Our OptiPlex GX620 test system came equipped with a 64-bit-capable 3.6GHz Pentium 4 660 CPU, 512MB of RAM, and an 80GB hard drive--standard fare for a business computer. Power users can choose up to a dual-core 3.2GHz Pentium D 840, 4GB of RAM, and up to a 250GB hard drive. Going the other way, the more budget-conscious can opt for an Intel Celeron processor; thankfully, Dell won't let you configure an OptiPlex GX620 with anything less than 512MB of memory. Due to heat issues, the highest-level processors are not available in the ultra-small-form-factor case. In the desktop and midtower cases, a BTX motherboard design keeps things cool without excessive fan noise. As with most Dell home or business machines, the configuration options cover almost everything you could think of, allowing for systems that go from the entry level to the high end.

As you might expect, our small-form-factor case didn't have much room inside for expansion. The single PCI slot, the single PCI Express graphics-card slot, and the three drive bays were all filled, although two of the four memory slots remained available and easy to access. You can get inside the slim case with a simple push-button release that opens the side panel. Outside, you'll find standard connectivity options, including eight USB 2.0 ports, two of them on the front.

All four OptiPlex GX620 case designs share the same dull black-and-gray design and blunt, squared-off front panel.
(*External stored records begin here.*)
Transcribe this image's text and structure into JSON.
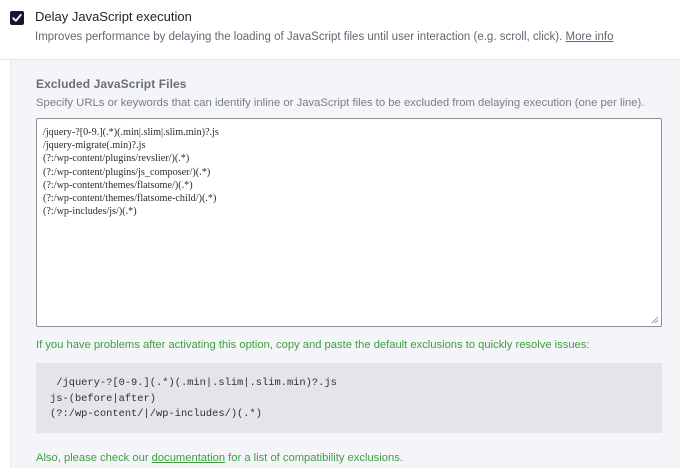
{
  "option": {
    "checked": true,
    "title": "Delay JavaScript execution",
    "description": "Improves performance by delaying the loading of JavaScript files until user interaction (e.g. scroll, click).",
    "more_info": "More info"
  },
  "excluded": {
    "title": "Excluded JavaScript Files",
    "description": "Specify URLs or keywords that can identify inline or JavaScript files to be excluded from delaying execution (one per line).",
    "value": "/jquery-?[0-9.](.*)(.min|.slim|.slim.min)?.js\n/jquery-migrate(.min)?.js\n(?:/wp-content/plugins/revslier/)(.*)\n(?:/wp-content/plugins/js_composer/)(.*)\n(?:/wp-content/themes/flatsome/)(.*)\n(?:/wp-content/themes/flatsome-child/)(.*)\n(?:/wp-includes/js/)(.*)"
  },
  "helper_text": "If you have problems after activating this option, copy and paste the default exclusions to quickly resolve issues:",
  "default_exclusions": " /jquery-?[0-9.](.*)(.min|.slim|.slim.min)?.js\njs-(before|after)\n(?:/wp-content/|/wp-includes/)(.*)",
  "footer": {
    "prefix": "Also, please check our ",
    "link": "documentation",
    "suffix": " for a list of compatibility exclusions."
  },
  "colors": {
    "checkbox": "#1d1433",
    "helper_green": "#3f9f3f",
    "section_bg": "#f4f5f8",
    "code_bg": "#e4e5e9"
  }
}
But at least you can tuck the small-form-factor and ultra-small-form-factor cases out of view if you use Dell's nifty optional telescoping LCD-monitor stand, which we received as part of our review system.

Our test system, running Windows XP Pro, included a USB keyboard and optical mouse plus a 17-inch LCD monitor, the Dell UltraSharp 1704FPT. It also included a CD-RW/DVD-ROM combo drive and a floppy drive. You can opt for a double-layer DVD burner or a basic CD-ROM drive, but Dell does not offer an optional flash-card reader.

Our system also came with ATI's midrange 128MB Radeon X600 SE graphics card, which provides plenty of firepower for business applications; however, we wish Dell had made a few higher-end graphics cards available, at least for those who choose the midtower case. You can upgrade to the full (non-SE) X600 card, which has double the video memory. Still, for any business besides a design shop or some other creative company that does intensive graphics work, the X600 SE provides more than enough graphics muscle. If your budget precludes a graphics card, you'll rely on Intel's integrated GMA950 graphics, which will suffice for standard office apps.